Israeli economy booms louder than intifada

Amotz Asa-Al:

The Israeli economy is ablaze. The very hotels, malls, restaurants, theaters, travel agencies, car dealerships and construction sites that earlier this decade stood eerily empty while terror raged in the streets are now brimming with customers, turnovers and profits.

Data released last week by the Central Bureau of Statistics indicates that GDP soared 6.6 percent during the first half of the year; since 2002, unemployment has dropped from 10.9% to 7.5%; household spending on durable goods skyrocketed 36%; inflation stood at 1.1%; interest rates sank below the US Federal Reserve's level; and the shekel's dollar value swelled 20% this decade.

There is an economic miracle lurking behind Tel Aviv's increasingly Manhattanesque skyline, one that has turned the Promised Land into the Land of Milk and Money and the Jewish state into the developed world's fastest-growing economy. How could all this happen a mere five years after the worst recession in the country's history? Even more curiously, how could this happen when the rest of the Middle East is stagnating?

THE BOOM'S causes are varied.

Cyclically, as the global hi-tech sector recovered from the so-called "Nasdaq Meltdown," the local technology sector which had long dominated Israeli exports rode the wave, and took much of the economy with it.
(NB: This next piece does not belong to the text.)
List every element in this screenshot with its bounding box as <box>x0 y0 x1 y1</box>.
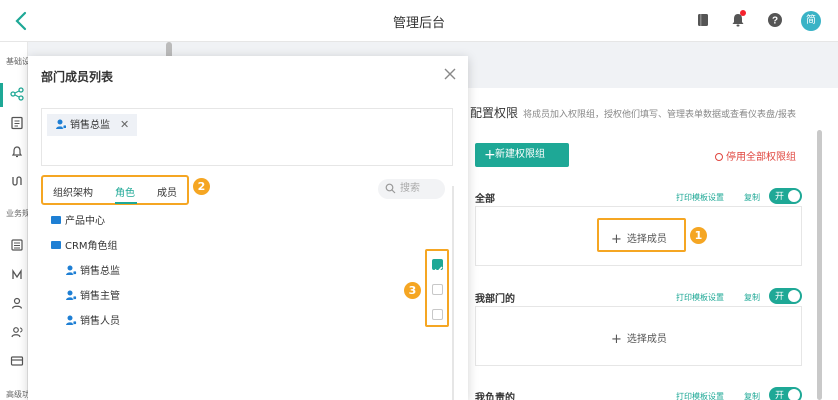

Structurally, the Netanyahu reforms shook the economy loose: Taxes were cut, public-sector hiring was capped, an elaborate social safety net was slashed, the jobless were enticed to seek work, almost any sellable state asset was sold, the seaports were forced to compete with each other, the retirement age was raised and the pension industry itself was disabused of the unions' domination.

Clearly, these reforms are major factors in Israel's economic performance, coupled with the reform of 1985, when hyperinflation was crushed after defense spending was slashed, food subsidies were abolished, price controls were imposed and monetary discipline was introduced.

Yet beyond these measures there are two overriding historic circumstances which, paradoxically, fed the Israeli boom and at the same time produced the Arab bust: minerals and immigration.

In its first years, Israel's wildest economic dream was that some day, like its neighbors, it too would find oil. Yet it never found commercial quantities of oil, or for that matter of any commodity, from gold and silver to lead and zinc. Heck, it didn't even have timber or water, and that's besides having been largely besieged and hopelessly minuscule. Meanwhile, the fledgling state was compelled to absorb tens of thousands of immigrants, many of them unskilled and almost all of them destitute.

As it turned out, Israel's lack of natural resources, like Japan's, was a blessing, as it forced the nation to seek wealth in human brains rather than natural resources. Eventually, reality proved the former more economically reliable than the latter. A by-product of this attitude was the realization that immigrants can be assets rather than liabilities.

...

There is more. Tax cuts and cutting the growth of government seems to work in other countries too. It is too bad more do not try it. Contrast the growth in Israel with the existence in Gaza or Cuba where control freaks reign.